NanoMTEB-Korean

Overview

NanoMTEB-Korean is a compact Korean retrieval group with five tasks spanning RAG evidence retrieval, implicit-reasoning evidence retrieval, legal article lookup, MIRACL-style Wikipedia retrieval, and KorQuAD/SQuAD-style context retrieval. It is a useful group for model researchers because Korean retrieval quality is shaped by morphology, spacing variation, domain-specific terms, and the difference between literal evidence matching and semantic answerability.

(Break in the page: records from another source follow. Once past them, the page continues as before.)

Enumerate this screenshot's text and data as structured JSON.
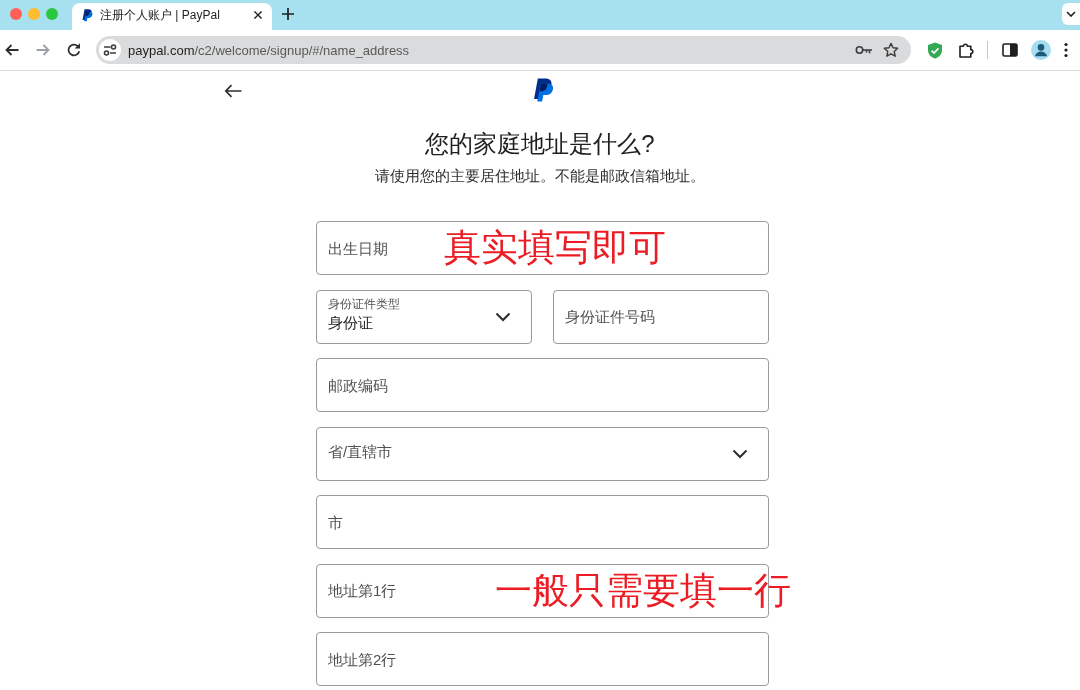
{
  "browser": {
    "tabs": [
      {
        "title": "注册个人账户 | PayPal",
        "selected": true
      }
    ],
    "nav_buttons": [
      {
        "kind": "back",
        "disabled": false
      },
      {
        "kind": "forward",
        "disabled": true
      },
      {
        "kind": "reload",
        "disabled": false
      }
    ],
    "address": {
      "host": "paypal.com",
      "path": "/c2/welcome/signup/#/name_address"
    }
  },
  "page": {
    "heading": "您的家庭地址是什么?",
    "subtitle": "请使用您的主要居住地址。不能是邮政信箱地址。"
  },
  "form": {
    "rows": [
      [
        {
          "kind": "input",
          "placeholder": "出生日期",
          "annotation": "真实填写即可"
        }
      ],
      [
        {
          "kind": "select",
          "label": "身份证件类型",
          "value": "身份证"
        },
        {
          "kind": "input",
          "placeholder": "身份证件号码"
        }
      ],
      [
        {
          "kind": "input",
          "placeholder": "邮政编码"
        }
      ],
      [
        {
          "kind": "select",
          "label": "省/直辖市"
        }
      ],
      [
        {
          "kind": "input",
          "placeholder": "市"
        }
      ],
      [
        {
          "kind": "input",
          "placeholder": "地址第1行",
          "annotation": "一般只需要填一行"
        }
      ],
      [
        {
          "kind": "input",
          "placeholder": "地址第2行"
        }
      ]
    ]
  }
}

The group contains 914 queries, 24,493 task-local documents, and 1,400 positive qrel rows. autorag, lawir_ko, and squad_kor_v1 are single-positive in the Nano splits. ko_strategy_qa and miracl_ko are multi-positive, so a model can receive credit for retrieving several acceptable evidence passages. This means the group combines exact target retrieval with broader evidence-list ranking.

What This Group Measures

The group measures whether Korean retrieval systems can handle five related but different relevance relations. autorag retrieves public-document chunks needed for Korean RAG questions. ko_strategy_qa retrieves Korean evidence for StrategyQA-style questions where the supporting fact may be implicit. lawir_ko retrieves statute articles from law and provision queries. miracl_ko retrieves Korean Wikipedia passages for information-seeking questions. squad_kor_v1 retrieves answer-bearing Korean Wikipedia contexts.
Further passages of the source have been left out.